In 1989, the Simons claimed a $6,300 and $4,515 depreciation deduction on the first and second bow respectively in their tax report. The basis for this deduction was the under §167 of the US Tax Code as calculated based on §168 of the US Tax Code. The Tax Commissioner objected to this deduction, as the fair market value of the bows had increased. When the first bow was appraised for tax purposes in 1985 it had a value of $35,000, but in 1990 it had risen to $45,000. The value of the second bow increased as well from $25,000 to $35,000. Because of these increases in value, the Commissioner claimed that useful life could not be determined and therefore the deduction could not be taken.

==Issue==
Whether petitioners are entitled to deduct depreciation claimed under the accelerated cost recovery system for the year in issue.

== Decision ==

The Tax Court determined that the Simons' deduction for the depreciated value of the violins was proper for the 1989 tax year under § 168 of the Tax Code.

The majority of the court agreed that the deduction should be allowed, pointing out that "taxpayers have long been allowed asset depreciation deductions in order to allow them to allocate their expense of using an income-producing asset to the periods that are benefited by that asset". This is so that depreciation taken in a given year represents that year's reduction of the asset through use.

Prior to the passage of the Economic Recovery Tax Act of 1981 (ERTA), the depreciation of personal property was solely determined by § 167 of the Internal Revenue Code of 1954. Calculating depreciation under this part of the code required the taxpayer to determine the "useful life" of property which was difficult and often led to disagreements. After ERTA, Congress simplified the process by reducing the number of years over which a taxpayer could depreciate property to four periods (3, 5, 10, and 15 years) and basing the depreciation on these statutory year periods rather than useful life.

Under § 168(a), a taxpayer may deduct depreciations of "recovery property" which is property that is (1) tangible, (2) placed in service after 1980, (3) of a character subject to the allowance for depreciation, and (4) used in the trade or business, or held for the production of income.

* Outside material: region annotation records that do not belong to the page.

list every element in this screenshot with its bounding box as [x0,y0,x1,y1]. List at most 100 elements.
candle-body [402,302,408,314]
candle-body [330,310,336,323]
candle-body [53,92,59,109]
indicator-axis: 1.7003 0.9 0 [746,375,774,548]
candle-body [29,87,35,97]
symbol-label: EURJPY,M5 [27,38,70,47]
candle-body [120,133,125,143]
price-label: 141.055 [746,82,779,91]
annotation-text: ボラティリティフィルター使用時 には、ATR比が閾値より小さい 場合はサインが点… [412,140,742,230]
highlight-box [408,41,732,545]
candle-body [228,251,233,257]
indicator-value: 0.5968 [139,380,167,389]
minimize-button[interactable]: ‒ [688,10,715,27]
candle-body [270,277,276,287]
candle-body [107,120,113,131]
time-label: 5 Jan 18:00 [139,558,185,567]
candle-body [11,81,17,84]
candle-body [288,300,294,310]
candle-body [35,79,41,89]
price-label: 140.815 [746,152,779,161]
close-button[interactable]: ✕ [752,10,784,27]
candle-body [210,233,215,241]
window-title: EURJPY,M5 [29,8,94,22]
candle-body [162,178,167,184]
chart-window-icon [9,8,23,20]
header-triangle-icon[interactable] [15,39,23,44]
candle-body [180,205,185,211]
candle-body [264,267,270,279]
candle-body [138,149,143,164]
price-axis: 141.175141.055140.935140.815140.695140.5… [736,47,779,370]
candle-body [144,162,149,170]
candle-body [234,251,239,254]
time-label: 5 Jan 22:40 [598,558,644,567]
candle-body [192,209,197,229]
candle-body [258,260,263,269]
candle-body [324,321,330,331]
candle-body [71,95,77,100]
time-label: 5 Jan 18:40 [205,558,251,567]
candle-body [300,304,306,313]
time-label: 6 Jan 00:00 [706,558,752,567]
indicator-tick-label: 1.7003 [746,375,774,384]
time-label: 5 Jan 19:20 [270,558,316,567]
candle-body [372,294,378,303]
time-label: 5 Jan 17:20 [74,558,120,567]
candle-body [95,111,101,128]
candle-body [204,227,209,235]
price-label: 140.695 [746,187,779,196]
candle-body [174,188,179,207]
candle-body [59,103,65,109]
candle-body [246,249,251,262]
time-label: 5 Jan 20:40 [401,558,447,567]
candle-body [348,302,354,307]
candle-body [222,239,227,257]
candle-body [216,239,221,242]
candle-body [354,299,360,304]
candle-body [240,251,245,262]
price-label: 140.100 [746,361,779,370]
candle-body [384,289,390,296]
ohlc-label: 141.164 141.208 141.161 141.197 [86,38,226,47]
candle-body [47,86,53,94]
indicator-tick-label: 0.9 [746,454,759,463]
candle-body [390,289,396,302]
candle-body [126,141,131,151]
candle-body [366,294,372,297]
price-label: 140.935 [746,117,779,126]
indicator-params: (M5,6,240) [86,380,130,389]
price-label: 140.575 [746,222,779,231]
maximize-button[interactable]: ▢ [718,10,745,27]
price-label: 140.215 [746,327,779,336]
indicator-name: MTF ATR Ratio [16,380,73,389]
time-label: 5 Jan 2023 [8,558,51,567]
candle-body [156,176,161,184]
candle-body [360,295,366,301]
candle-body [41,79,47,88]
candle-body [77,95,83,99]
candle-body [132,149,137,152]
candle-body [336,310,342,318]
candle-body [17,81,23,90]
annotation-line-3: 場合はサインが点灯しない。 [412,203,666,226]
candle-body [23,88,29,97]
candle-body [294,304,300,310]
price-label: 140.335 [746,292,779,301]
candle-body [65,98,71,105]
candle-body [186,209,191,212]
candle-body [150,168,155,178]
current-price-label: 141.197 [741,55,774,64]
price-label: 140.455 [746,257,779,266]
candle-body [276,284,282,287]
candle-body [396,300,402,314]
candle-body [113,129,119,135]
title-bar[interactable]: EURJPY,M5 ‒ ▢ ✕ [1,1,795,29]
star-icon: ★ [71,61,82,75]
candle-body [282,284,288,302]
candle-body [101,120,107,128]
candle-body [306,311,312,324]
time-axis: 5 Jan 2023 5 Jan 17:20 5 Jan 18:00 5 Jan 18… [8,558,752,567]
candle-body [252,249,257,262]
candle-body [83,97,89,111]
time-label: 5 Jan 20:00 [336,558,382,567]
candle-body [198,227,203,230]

The court defined subsection (3) to mean that the "property must suffer exhaustion, wear and tear, or obsolescence in order to be depreciated". Because of the frequent wear and tear of the bows, the court found that the bows fit in the parameters of depreciable personal property under § 168.

Even though the fair market value of bows increased, the court stated that for it to look into determining whether an asset has a "separate, non business" value for depreciation purposes would be contrary to Congress's intent to simplify this concept.

=== Dissent ===

The dissent asserted that the majority decision gives an improper "tax shelter" for musicians. They state that the Internal Revenue Code, in accordance with congressional intent, meant for these "works of art" to be non-depreciable property since instruments and other collectibles have an indeterminable useful life.

== Significance ==

The court found that § 168 of the Tax Code does not prevent a taxpayer from depreciating a business asset solely due to its age, or because the asset may have appreciated in value over time. The potential consequence of this simplification is that § 168 may "allow an asset to be written off over a period much shorter than its actual useful life and that the entire cost might be deducted despite the fact that there might be no actual economic decrease in value".